It's hard times for the good old newspaper. Fewer and fewer people are picking them up off the stands, not enough for them to continue in old patterns without making up the money lost in cancelled subscriptions that aren't coming back. It's been ages since I, personally, read a physical daily newspaper--not since the Toronto Sun back in 2000, and that was only because its tabloid format fit conveniently on the counter behind the cash register of the gas station I worked in at the time. I would imagine that most people of my age group have a similar experience.
The march of the paywalls across the online mediascape has been slow but indefatigable. Yesterday, they took more ground when the Postmedia Network announced the raising of paywalls on four of its newspapers: the Vancouver Sun, the National Post, the Ottawa Citizen, and the Province. Fairly straightforward, that. I don't read any of those newspapers on a regular basis, but only visit them from time to time, and they're welcome to institute this policy if they feel it's what's needed to keep them publishing. They do offer the whole "ten free articles per month" like the New York Times does, and really, that's fine.

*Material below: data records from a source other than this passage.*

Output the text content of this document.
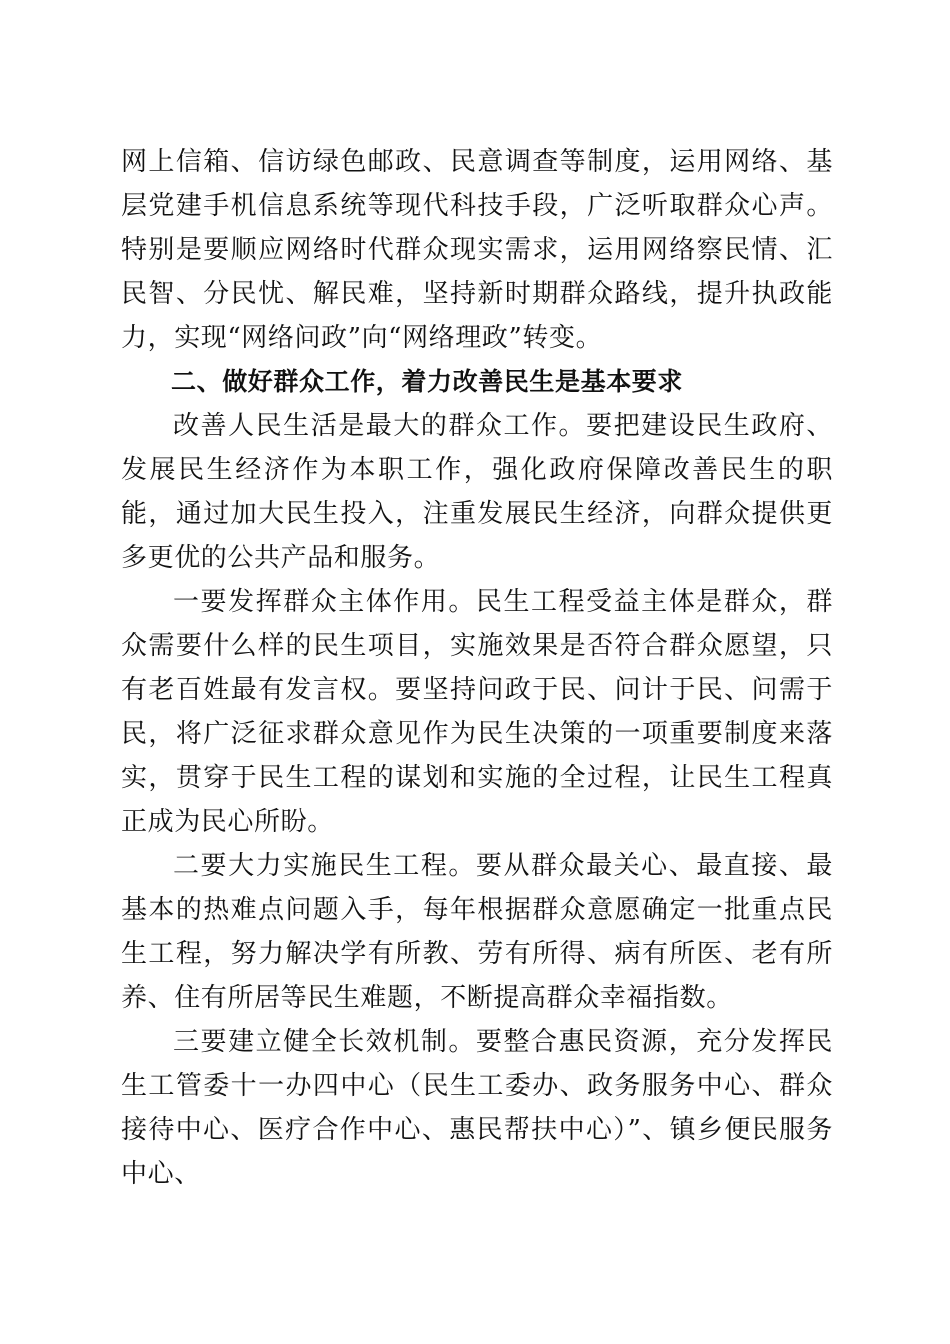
网上信箱、信访绿色邮政、民意调查等制度，运用网络、基层党建手机信息系统等现代科技手段，广泛听取群众心声。特别是要顺应网络时代群众现实需求，运用网络察民情、汇民智、分民忧、解民难，坚持新时期群众路线，提升执政能力，实现“网络问政”向“网络理政”转变。

二、做好群众工作，着力改善民生是基本要求

改善人民生活是最大的群众工作。要把建设民生政府、发展民生经济作为本职工作，强化政府保障改善民生的职能，通过加大民生投入，注重发展民生经济，向群众提供更多更优的公共产品和服务。

一要发挥群众主体作用。民生工程受益主体是群众，群众需要什么样的民生项目，实施效果是否符合群众愿望，只有老百姓最有发言权。要坚持问政于民、问计于民、问需于民，将广泛征求群众意见作为民生决策的一项重要制度来落实，贯穿于民生工程的谋划和实施的全过程，让民生工程真正成为民心所盼。

二要大力实施民生工程。要从群众最关心、最直接、最基本的热难点问题入手，每年根据群众意愿确定一批重点民生工程，努力解决学有所教、劳有所得、病有所医、老有所养、住有所居等民生难题，不断提高群众幸福指数。

三要建立健全长效机制。要整合惠民资源，充分发挥民生工管委十一办四中心（民生工委办、政务服务中心、群众接待中心、医疗合作中心、惠民帮扶中心）”、镇乡便民服务中心、
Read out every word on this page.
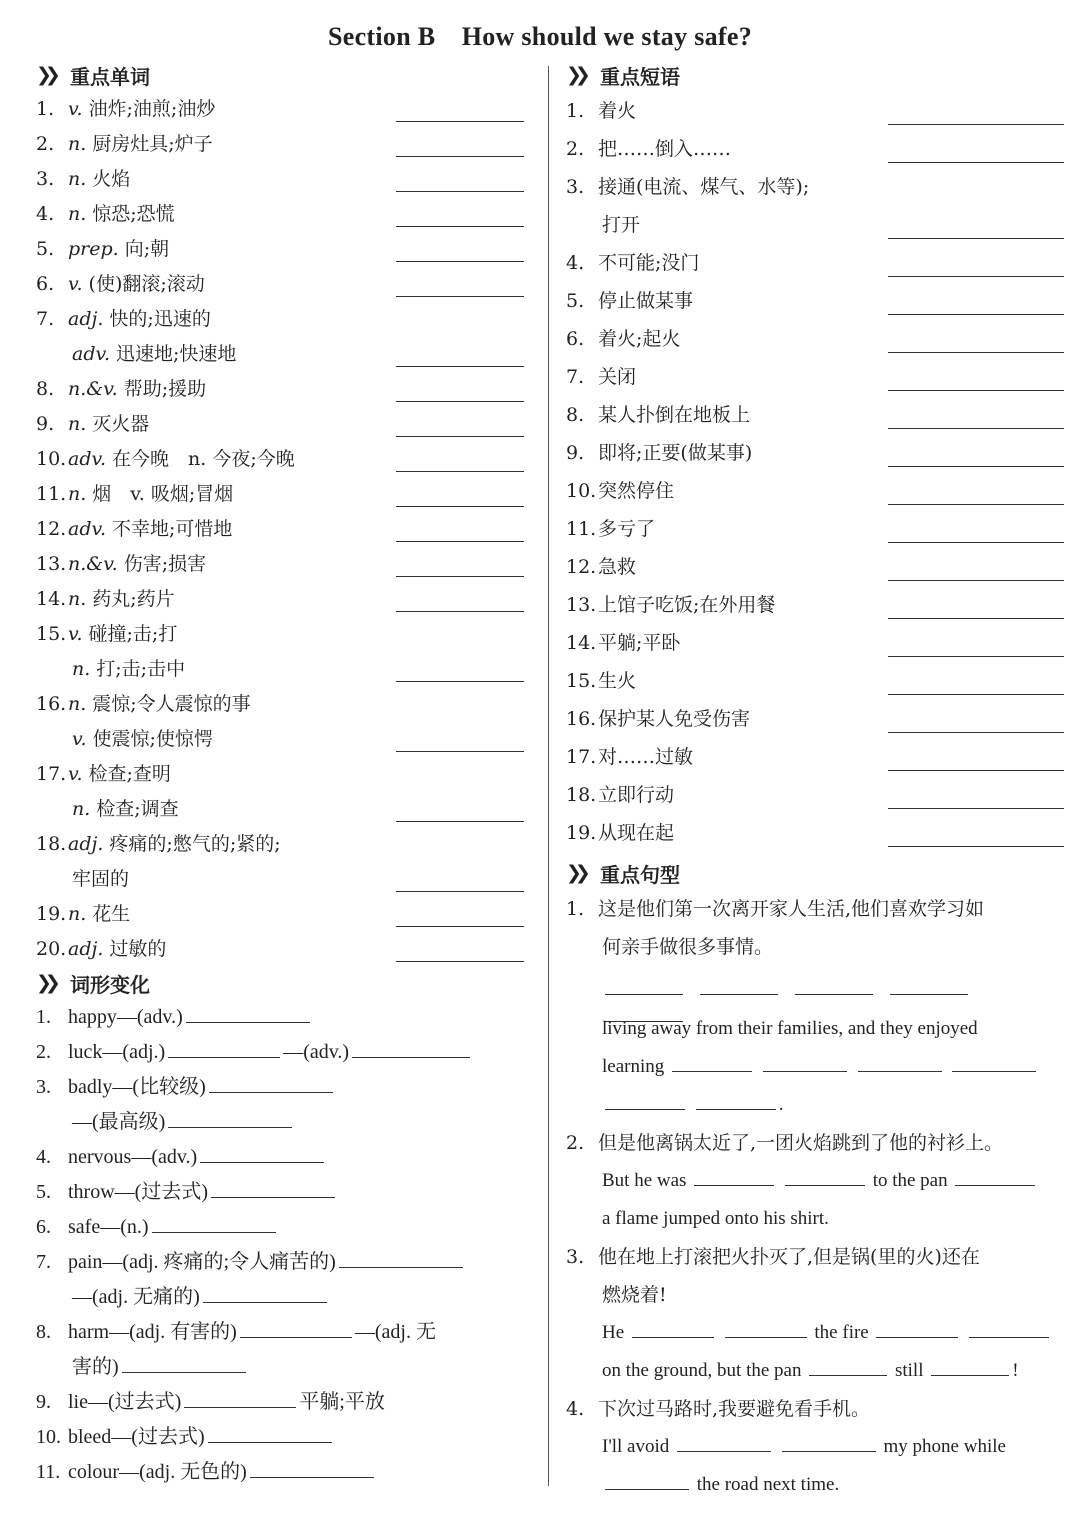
Section B How should we stay safe?
❯❯ 重点单词
1. v. 油炸;油煎;油炒
2. n. 厨房灶具;炉子
3. n. 火焰
4. n. 惊恐;恐慌
5. prep. 向;朝
6. v. (使)翻滚;滚动
7. adj. 快的;迅速的
adv. 迅速地;快速地
8. n.&v. 帮助;援助
9. n. 灭火器
10.adv. 在今晚 n. 今夜;今晚
11.n. 烟 v. 吸烟;冒烟
12.adv. 不幸地;可惜地
13.n.&v. 伤害;损害
14.n. 药丸;药片
15.v. 碰撞;击;打
n. 打;击;击中
16.n. 震惊;令人震惊的事
v. 使震惊;使惊愕
17.v. 检查;查明
n. 检查;调查
18.adj. 疼痛的;憋气的;紧的;
牢固的
19.n. 花生
20.adj. 过敏的
❯❯ 词形变化
1. happy—(adv.)
2. luck—(adj.)	—(adv.)
3. badly—(比较级)
—(最高级)
4. nervous—(adv.)
5. throw—(过去式)
6. safe—(n.)
7. pain—(adj. 疼痛的;令人痛苦的)
—(adj. 无痛的)
8. harm—(adj. 有害的)	—(adj. 无
害的)
9. lie—(过去式)	平躺;平放
10. bleed—(过去式)
11. colour—(adj. 无色的)
❯❯ 重点短语
1. 着火
2. 把……倒入……
3. 接通(电流、煤气、水等);
打开
4. 不可能;没门
5. 停止做某事
6. 着火;起火
7. 关闭
8. 某人扑倒在地板上
9. 即将;正要(做某事)
10.突然停住
11.多亏了
12.急救
13.上馆子吃饭;在外用餐
14.平躺;平卧
15.生火
16.保护某人免受伤害
17.对……过敏
18.立即行动
19.从现在起
❯❯ 重点句型
1. 这是他们第一次离开家人生活,他们喜欢学习如
何亲手做很多事情。
living away from their families, and they enjoyed
learning
.
2. 但是他离锅太近了,一团火焰跳到了他的衬衫上。
But he was	to the pan
a flame jumped onto his shirt.
3. 他在地上打滚把火扑灭了,但是锅(里的火)还在
燃烧着!
He	the fire
on the ground, but the pan	still	!
4. 下次过马路时,我要避免看手机。
I'll avoid	my phone while
the road next time.
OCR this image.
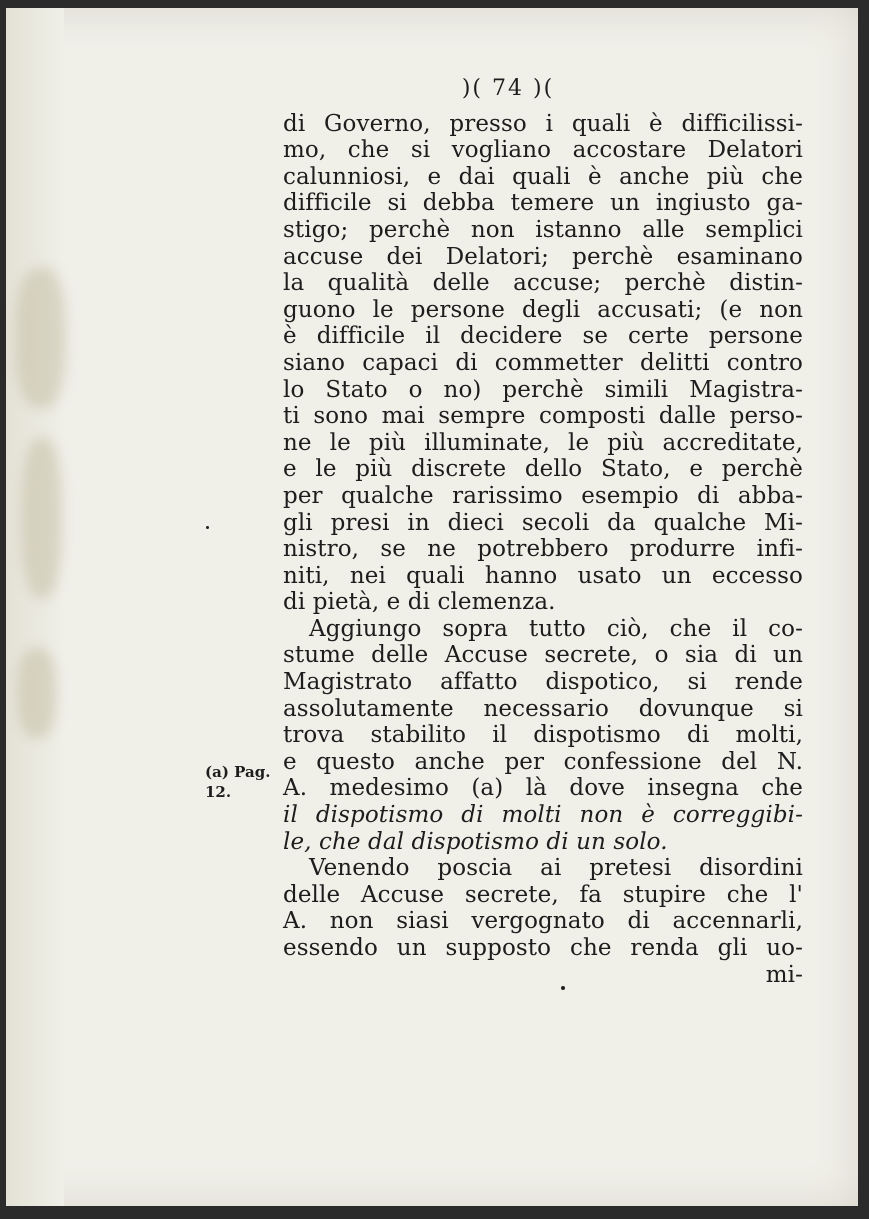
)( 74 )(
di Governo, presso i quali è difficilissi-
mo, che si vogliano accostare Delatori
calunniosi, e dai quali è anche più che
difficile si debba temere un ingiusto ga-
stigo; perchè non istanno alle semplici
accuse dei Delatori; perchè esaminano
la qualità delle accuse; perchè distin-
guono le persone degli accusati; (e non
è difficile il decidere se certe persone
siano capaci di commetter delitti contro
lo Stato o no) perchè simili Magistra-
ti sono mai sempre composti dalle perso-
ne le più illuminate, le più accreditate,
e le più discrete dello Stato, e perchè
per qualche rarissimo esempio di abba-
gli presi in dieci secoli da qualche Mi-
nistro, se ne potrebbero produrre infi-
niti, nei quali hanno usato un eccesso
di pietà, e di clemenza.
Aggiungo sopra tutto ciò, che il co-
stume delle Accuse secrete, o sia di un
Magistrato affatto dispotico, si rende
assolutamente necessario dovunque si
trova stabilito il dispotismo di molti,
e questo anche per confessione del N.
A. medesimo (a) là dove insegna che
il dispotismo di molti non è correggibi-
le, che dal dispotismo di un solo.
Venendo poscia ai pretesi disordini
delle Accuse secrete, fa stupire che l'
A. non siasi vergognato di accennarli,
essendo un supposto che renda gli uo-
mi-
(a) Pag.
12.
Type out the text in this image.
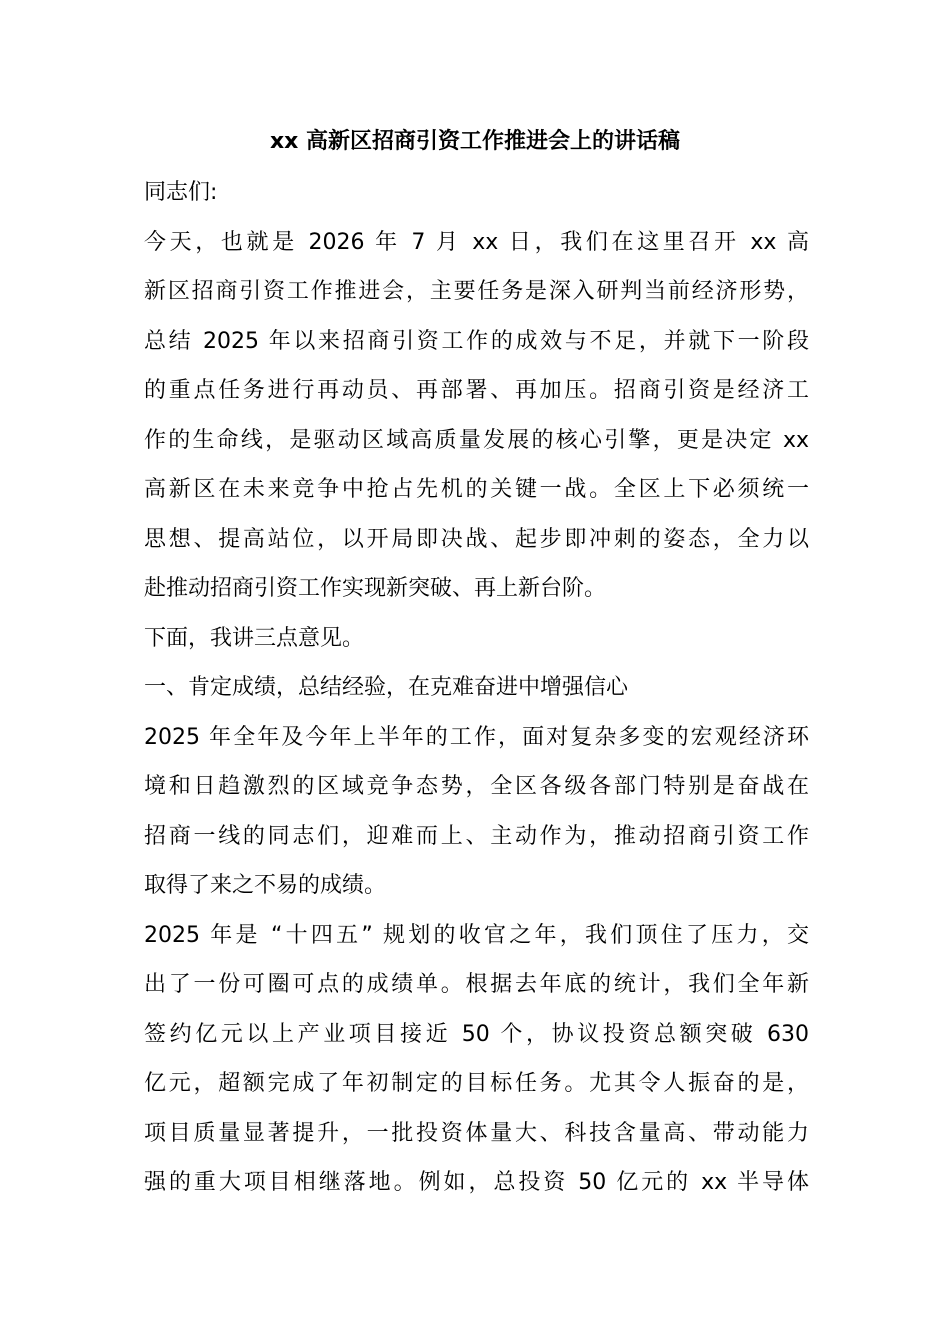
xx 高新区招商引资工作推进会上的讲话稿
同志们:
今天，也就是 2026 年 7 月 xx 日，我们在这里召开 xx 高
新区招商引资工作推进会，主要任务是深入研判当前经济形势，
总结 2025 年以来招商引资工作的成效与不足，并就下一阶段
的重点任务进行再动员、再部署、再加压。招商引资是经济工
作的生命线，是驱动区域高质量发展的核心引擎，更是决定 xx
高新区在未来竞争中抢占先机的关键一战。全区上下必须统一
思想、提高站位，以开局即决战、起步即冲刺的姿态，全力以
赴推动招商引资工作实现新突破、再上新台阶。
下面，我讲三点意见。
一、肯定成绩，总结经验，在克难奋进中增强信心
2025 年全年及今年上半年的工作，面对复杂多变的宏观经济环
境和日趋激烈的区域竞争态势，全区各级各部门特别是奋战在
招商一线的同志们，迎难而上、主动作为，推动招商引资工作
取得了来之不易的成绩。
2025 年是 “十四五” 规划的收官之年，我们顶住了压力，交
出了一份可圈可点的成绩单。根据去年底的统计，我们全年新
签约亿元以上产业项目接近 50 个，协议投资总额突破 630
亿元，超额完成了年初制定的目标任务。尤其令人振奋的是，
项目质量显著提升，一批投资体量大、科技含量高、带动能力
强的重大项目相继落地。例如，总投资 50 亿元的 xx 半导体
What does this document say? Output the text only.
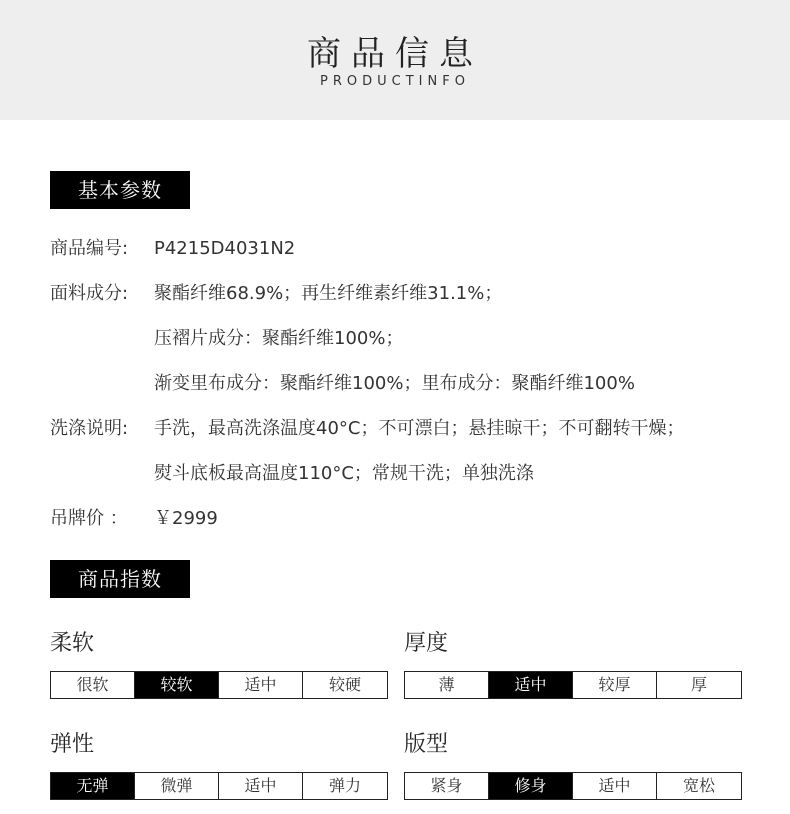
商品信息
PRODUCTINFO
基本参数
商品编号: P4215D4031N2
面料成分: 聚酯纤维68.9%；再生纤维素纤维31.1%；
压褶片成分：聚酯纤维100%；
渐变里布成分：聚酯纤维100%；里布成分：聚酯纤维100%
洗涤说明: 手洗，最高洗涤温度40°C；不可漂白；悬挂晾干；不可翻转干燥；
熨斗底板最高温度110°C；常规干洗；单独洗涤
吊牌价 ： ￥2999
商品指数
柔软
很软	较软	适中	较硬
厚度
薄	适中	较厚	厚
弹性
无弹	微弹	适中	弹力
版型
紧身	修身	适中	宽松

What's not fine is what the raising of these paywalls served as a reminder of--namely, that the Vancouver Sun and the Province, the two largest daily newspapers in British Columbia, are both owned by the same company. I mean, it's not exactly as if it's a secret; hell, you'll find both of their head offices in the same skyscraper, even if that's not the sort of thing people dwell on. But it leaves towering implications for the established state of journalism in Vancouver.
When I first moved here, what surprised me the most was that there was no equivalent of the Toronto Star, an unabashedly left-wing paper that looked at causes with a liberal bent; consider the stereotype of Vancouver as a bunch of granola-chewing, pot-smoking hippies if you have difficulty understanding why I'd expected to find something. Sure, there's the Georgia Straight, but as a free weekly dependent on advertising revenue, there's a limit to how much news it can tackle. In contrast, the Province and the Sun hit the streets every day.
That wouldn't be an issue if there was at least some independence. Back in Toronto, the land of four daily newspapers, each are owned by a different media conglomerate. The coverage of an event you find in the Star will differ markedly from what you'd find in the Toronto Sun; just look at any given story regarding Rob Ford for evidence of that. Instead, in Vancouver we have the Postmedia newspaper, and... the Postmedia newspaper. Sure, there are differences... the Sun is right-wing and the Province is even more right-wing. But it's not exactly the wide-open field that I'd imagined I would find here.
I'd ask who allowed this to happen, who permitted British Columbia's major print mediascape to become dominated by a single company, but that's a stupid question. This government doesn't care about those kinds of permissions. The concentration of journalistic outlets into fewer and fewer hands is no problem for them. Balanced, measured coverage based on multiple viewpoints? Who needs it! There's money to be made here, ladeez and germs.